Une édition résolument introspective
La 61e édition de la Biennale de Venise, qui se tient jusqu'au 24 novembre 2026, surprend par son parti pris radical : loin des installations grandioses et des œuvres tapageuses, les commissaires ont choisi de mettre en avant des récits intimes et des voix souvent étouffées. Sous la direction artistique de Koyo Kouoh, cette Biennale se veut un espace d'écoute et de contemplation, où les œuvres invitent à la lenteur et à la réflexion.
Un parcours hors des sentiers battus
Dès l'entrée des Giardini, le visiteur est frappé par l'absence de ces sculptures monumentales qui ont fait la renommée des éditions précédentes. À la place, des installations plus modestes, faites de matériaux pauvres ou recyclés, dialoguent avec l'architecture historique. Le pavillon central, intitulé « Les Échos du Silence », propose une sélection d'artistes provenant de régions souvent négligées par le marché de l'art occidental. On y découvre des œuvres textiles venues d'Amérique latine, des dessins minutieux d'artistes africains, et des vidéos poétiques réalisées par des femmes du Moyen-Orient.
Les voix des marges
Plusieurs pavillons nationaux ont également adopté cette approche. Le pavillon du Bénin, par exemple, présente une installation immersive sur les rites vaudous, tandis que celui de l'Indonésie explore les traditions orales à travers des enregistrements de contes populaires. Le pavillon français, quant à lui, est dédié à l'artiste franco-algérienne Zineb Sedira, dont les œuvres mêlent archives familiales et histoire coloniale. « Nous voulons donner la parole à ceux qui ne l'ont pas, explique Koyo Kouoh. L'art ne doit pas être un spectacle, mais un moyen de comprendre le monde dans sa complexité. »
Une expérience sensorielle et politique
Loin de l'agitation des vernissages, cette Biennale invite à une expérience presque méditative. Les salles sont volontairement peu éclairées, les œuvres espacées, et des espaces de repos sont aménagés pour permettre aux visiteurs de s'asseoir et de réfléchir. Certains critiques ont salué ce retour à l'essentiel, tandis que d'autres regrettent un manque de « wow factor ». Mais pour la commissaire, l'objectif est ailleurs : « Nous vivons dans un monde saturé d'images et de bruit. La Biennale doit être un lieu de silence et d'écoute. »
Cette édition marque également un tournant politique. Plusieurs œuvres abordent des thèmes comme les migrations, le changement climatique et les inégalités sociales, mais toujours avec une approche subtile et poétique.

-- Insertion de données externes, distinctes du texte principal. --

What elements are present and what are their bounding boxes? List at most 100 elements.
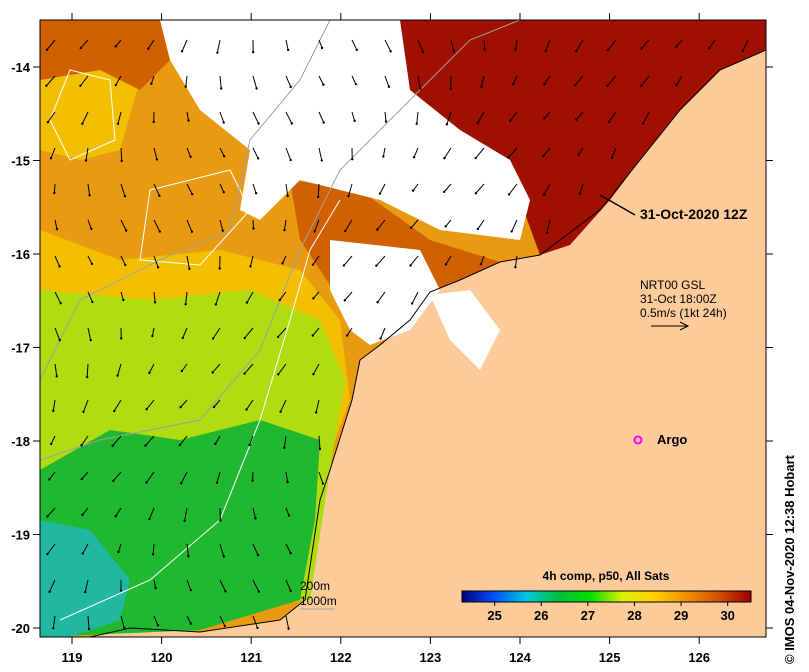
current-vector-head <box>124 229 128 232</box>
current-vector-head <box>289 551 292 555</box>
current-vector-head <box>122 626 126 629</box>
current-vector <box>54 291 62 304</box>
current-vector-head <box>286 194 289 197</box>
current-vector <box>578 147 584 156</box>
current-vector <box>153 615 159 626</box>
current-vector-head <box>79 46 82 50</box>
current-vector <box>508 183 518 195</box>
current-vector-head <box>344 229 347 233</box>
current-vector <box>512 75 518 85</box>
current-vector-head <box>187 119 190 122</box>
current-vector <box>54 255 60 267</box>
current-vector <box>54 363 58 377</box>
current-vector-head <box>511 82 515 86</box>
current-vector <box>115 75 122 86</box>
current-vector <box>546 219 551 233</box>
current-vector-head <box>577 153 580 156</box>
current-vector-head <box>675 45 678 48</box>
current-vector <box>180 399 188 408</box>
current-vector <box>80 39 89 49</box>
current-vector <box>53 183 56 193</box>
current-vector-head <box>222 190 225 194</box>
current-vector-head <box>278 298 281 302</box>
current-vector <box>410 219 419 229</box>
current-vector <box>145 435 155 446</box>
current-vector-head <box>474 156 477 160</box>
current-vector-head <box>112 479 115 483</box>
current-vector <box>285 39 289 51</box>
current-vector <box>611 147 617 159</box>
current-vector-head <box>224 590 227 593</box>
current-vector-head <box>354 82 358 86</box>
current-vector <box>475 183 485 194</box>
current-vector-head <box>158 230 161 233</box>
current-vector-head <box>578 192 582 195</box>
current-vector <box>443 147 452 159</box>
current-vector-head <box>223 624 227 628</box>
current-vector-head <box>544 49 548 53</box>
current-vector <box>186 111 190 121</box>
current-vector <box>283 219 287 231</box>
current-vector <box>215 291 221 305</box>
current-vector-head <box>123 194 127 198</box>
current-vector-head <box>114 515 117 518</box>
current-vector <box>186 183 193 195</box>
current-vector-head <box>183 519 186 522</box>
current-vector-head <box>479 263 483 266</box>
current-vector <box>285 579 292 592</box>
current-vector <box>50 435 56 445</box>
current-vector <box>417 39 424 53</box>
current-vector <box>575 111 584 121</box>
current-vector <box>483 39 486 50</box>
current-vector-head <box>389 50 392 53</box>
current-vector-head <box>287 514 291 517</box>
current-vector-head <box>180 482 183 485</box>
current-vector-head <box>245 301 249 304</box>
current-vector <box>318 435 321 449</box>
current-vector-head <box>116 122 120 125</box>
colorbar-tick-label: 25 <box>487 608 501 623</box>
argo-float-marker[interactable] <box>633 435 643 445</box>
current-vector-head <box>419 87 422 90</box>
current-vector-head <box>351 158 354 161</box>
current-vector <box>246 399 254 410</box>
current-vector-head <box>312 372 315 376</box>
current-vector <box>508 147 518 158</box>
colorbar-tick-label: 30 <box>720 608 734 623</box>
current-vector-head <box>312 297 315 300</box>
current-vector-head <box>179 405 182 409</box>
current-vector <box>120 615 125 628</box>
current-vector-head <box>214 303 218 306</box>
current-legend-line1: NRT00 GSL <box>640 278 705 292</box>
current-vector-head <box>55 227 59 231</box>
current-vector-head <box>286 48 290 52</box>
current-legend-line2: 31-Oct 18:00Z <box>640 292 717 306</box>
current-vector <box>412 183 419 191</box>
current-vector <box>182 327 188 339</box>
current-vector-head <box>283 228 286 232</box>
current-vector <box>46 39 56 51</box>
track-time-label: 31-Oct-2020 12Z <box>640 206 748 222</box>
current-vector-head <box>480 85 483 89</box>
current-vector-head <box>575 118 578 121</box>
current-vector-head <box>256 157 260 160</box>
current-vector-head <box>322 121 325 124</box>
current-vector <box>285 183 289 196</box>
current-vector-head <box>256 553 260 557</box>
lon-tick-label: 123 <box>420 650 442 665</box>
current-vector-head <box>545 231 549 234</box>
current-vector <box>312 255 320 265</box>
current-vector <box>285 615 290 629</box>
current-vector <box>212 363 221 373</box>
current-vector <box>179 435 188 446</box>
current-vector-head <box>248 443 251 447</box>
current-vector <box>313 291 320 299</box>
current-vector-head <box>243 336 246 340</box>
current-vector <box>219 579 226 592</box>
current-vector-head <box>322 83 325 86</box>
current-legend-line3: 0.5m/s (1kt 24h) <box>640 306 727 320</box>
current-vector <box>244 327 254 339</box>
current-vector-head <box>120 159 123 163</box>
current-vector <box>87 219 92 229</box>
current-vector <box>450 39 455 52</box>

L'artiste chilienne Cecilia Vicuña, primée pour son installation participative, utilise des fils de laine colorés pour symboliser les liens entre les communautés. « L'art peut être un outil de résistance, mais aussi de guérison », confie-t-elle.
Un public conquis
Malgré les controverses, le public semble adhérer à cette proposition. Les files d'attente s'allongent devant les pavillons les plus confidentiels, et les discussions sont animées dans les cafés de la ville. « C'est rafraîchissant de voir une Biennale qui ne cherche pas à impressionner, mais à émouvoir », témoigne une visiteuse italienne. Les ventes d'œuvres, bien que moins spectaculaires que lors des éditions précédentes, sont jugées satisfaisantes par les galeristes, qui saluent la qualité des rencontres avec les collectionneurs.
Alors que la Biennale de Venise fête ses 130 ans, cette édition 2026 pourrait bien marquer un tournant dans l'histoire de la manifestation. En privilégiant la discrétion à l'éclat, elle rappelle que l'art peut être un espace de résistance face à la frénésie du monde contemporain.